Egypt: Too Big, Too Late to Save?

Ancient monuments stand illuminated in the evening at the Temple of Luxor in Luxor, Egypt, on Wednesday, April 24, 2013. Egyp
Ancient monuments stand illuminated in the evening at the Temple of Luxor in Luxor, Egypt, on Wednesday, April 24, 2013. Egypt ranked last in terms of security and safety on the World Economic Forum's 2013 Travel and Tourism Competitiveness Index. Photographer: Shawn Baldwin/Bloomberg via Getty Images

With the world's attention riveted on war-torn Syria, far too little attention has been focused on Egypt's economic woes and their long-term implications for the region. Heavily dependent on food imports for survival, Egypt desperately needs cash, but its foreign currency reserves have been shrinking dramatically and without more external aid, it's difficult to see how Egypt will manage to feed itself. In the end, Egypt may be too big and too late to save.
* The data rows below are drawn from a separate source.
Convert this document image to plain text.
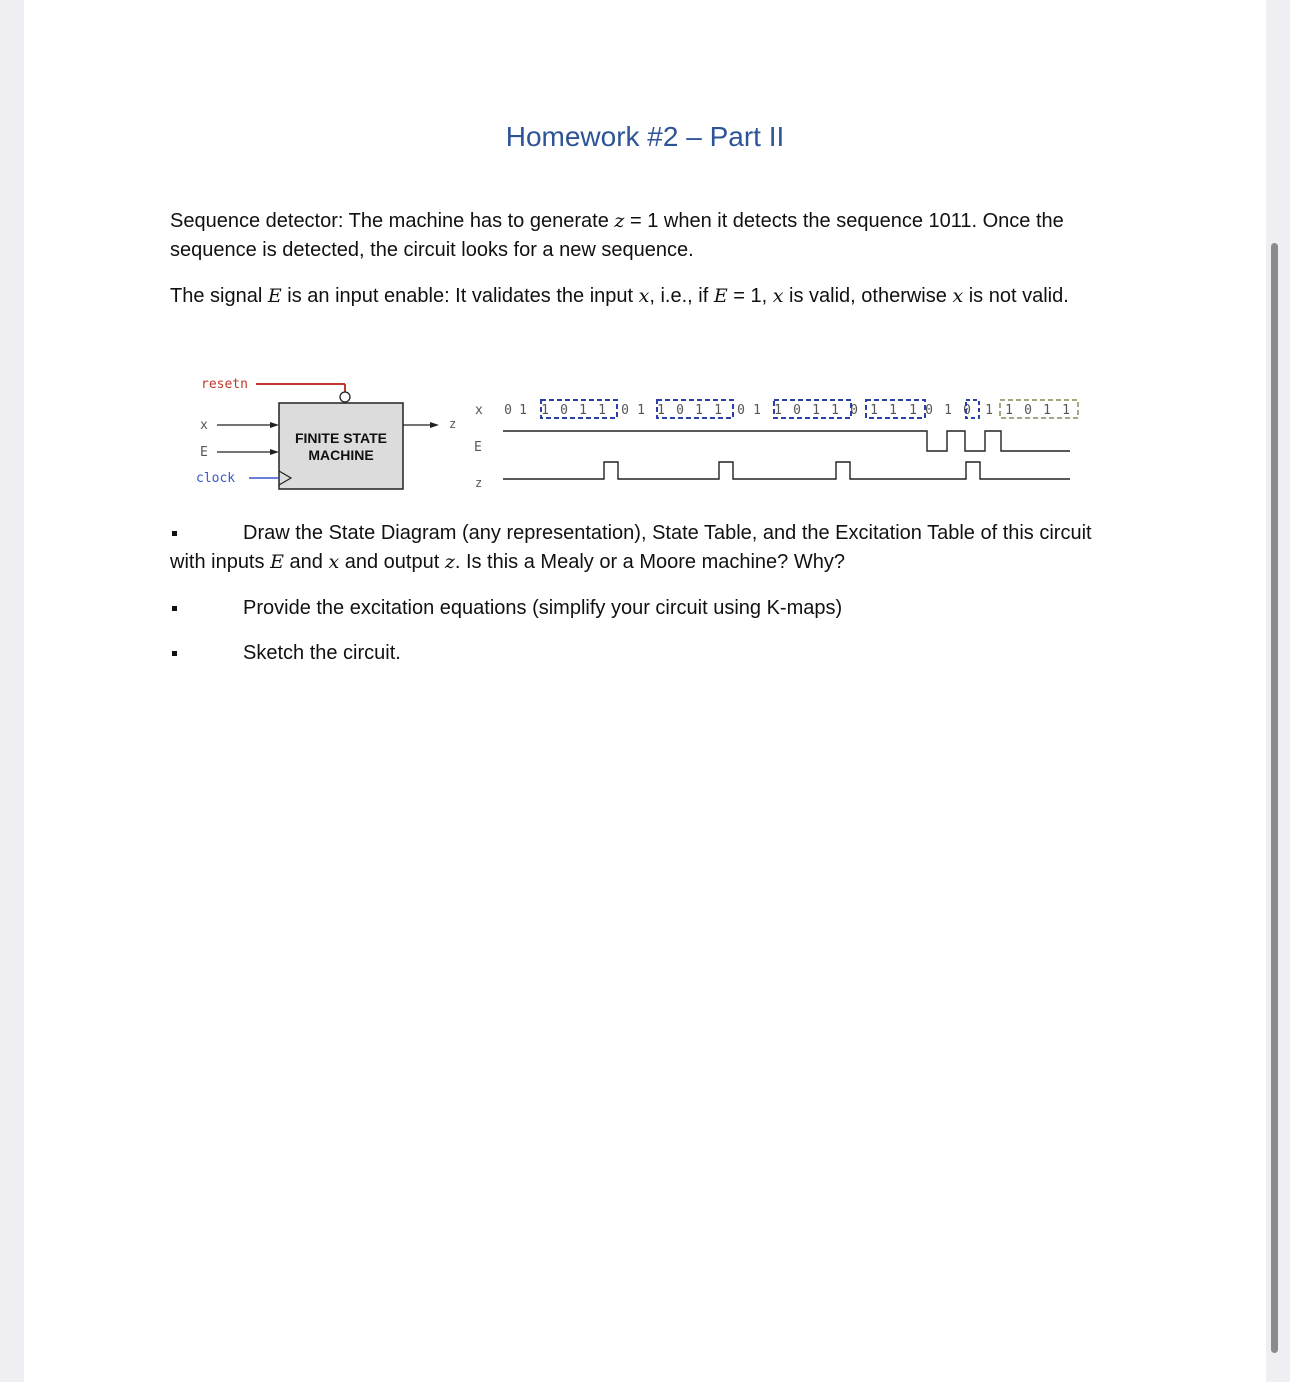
Homework #2 – Part II

Sequence detector: The machine has to generate z = 1 when it detects the sequence 1011. Once the
sequence is detected, the circuit looks for a new sequence.

The signal E is an input enable: It validates the input x, i.e., if E = 1, x is valid, otherwise x is not valid.

resetn
FINITE STATE
MACHINE
x
E
clock
z
x
E
z
0 1 1 0 1 1 0 1 1 0 1 1 0 1 1 0 1 1 0 1 1 1 0 1 0 1 1 0 1 1

Draw the State Diagram (any representation), State Table, and the Excitation Table of this circuit
with inputs E and x and output z. Is this a Mealy or a Moore machine? Why?

Provide the excitation equations (simplify your circuit using K-maps)

Sketch the circuit.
Earlier this month Qatar, Turkey, and Libya pledged a cash infusion of $6.2 billion so that Egypt could continue to purchase wheat, cooking oil, and other staples, but without a continuous flow of aid, it is hard to see how Egypt survives. For several months now Egypt has been attempting to negotiate a $4.8 billion loan from the International Monetary Fund, but Egypt's negotiator just quit, leading outside observers to wonder whether it might take several more months to iron out an agreement with the IMF.

With a population of 82 million, Egypt has more people than Saudi Arabia, Jordan, Palestine, Syria, Lebanon, Libya, and the United Arab Emirates combined. Half or more of Egypt's food, including its wheat, is imported. Egypt is also heavily dependent on diesel imports to transport its food and run its agriculture machinery.

For years, Egypt has relied heavily upon tourism to pay the bills, but unless political stability is restored, it has no hope of bringing the tourists back. And without a healthier economy, there's no end in sight to the political unrest.

Egypt's poor and middle class are heavily dependent on government food and fuel subsidies for their economic survival. Believing -- and correctly so -- that the subsidies are wasteful and inefficient, the IMF is insisting that the government agree to trim them. Doing so, however, would almost certainly fuel widespread protests and further undermine the government. It's a colossal Catch 22.

Given sufficient time and aid, Egypt might be able to muddle through for some years to come, but time may be running out and when it does, so will the aid. The IMF is not an international relief agency; it expects its loans to be repaid. Without a reasonable prospect of repayment, the IMF will not extend credit, and neither will many other international lenders.

Egypt is not just food dependent, it is young and poor. One-third of its population is under the age of 15, and, by some estimates, as many as 40 percent of Egyptians are living on less than $2 a day. Egypt's population growth rate, unfortunately, makes it highly unlikely that it will turn the corner on food dependency and poverty anytime soon. In 13 years or less, Egypt's population, currently 82 million, is projected to reach 102 million, and by 2050, 135 million.

Egypt's government is putting up a brave demographic front. Citing the large number of Egyptian young people as a source of potential economic strength, President Morsi hopes that Egypt will soon join the emerging economies of Brazil, Russia, India, China, and South Africa. He recently told an Indian newspaper that, "I am hoping BRICS would one day become E-BRICS where E stands for Egypt." Not likely. It would take a whole lot of education and foreign investment to productively employ Egypt's youth; Egypt is just too big.

If Egypt had curbed corruption, educated more girls, empowered women, and instituted economic reforms two or three decades ago, it might have had a fighting chance of turning its demographic corner and joining the BRICS, but it is getting ever more difficult to stitch together a plausible scenario for Egypt's political and economic recovery. Its food and foreign currency reserves are steadily shrinking; its population and number of unemployed youth are rising, and its political and economic prospects are plummeting.

And Egypt, of course, is not the only country in the region whose long-term prospects appear dim. Syria is a political nightmare. Yemen is a hydrological disaster; Sanaa, its capital city, could run out of water by the end of this decade. Who will ultimately bail these countries out? Not Saudi Arabia; Citigroup Inc. warned last year that the kingdom could be a net oil importer by 2030. Egypt, as one commentator recently put it, may be "too big to save."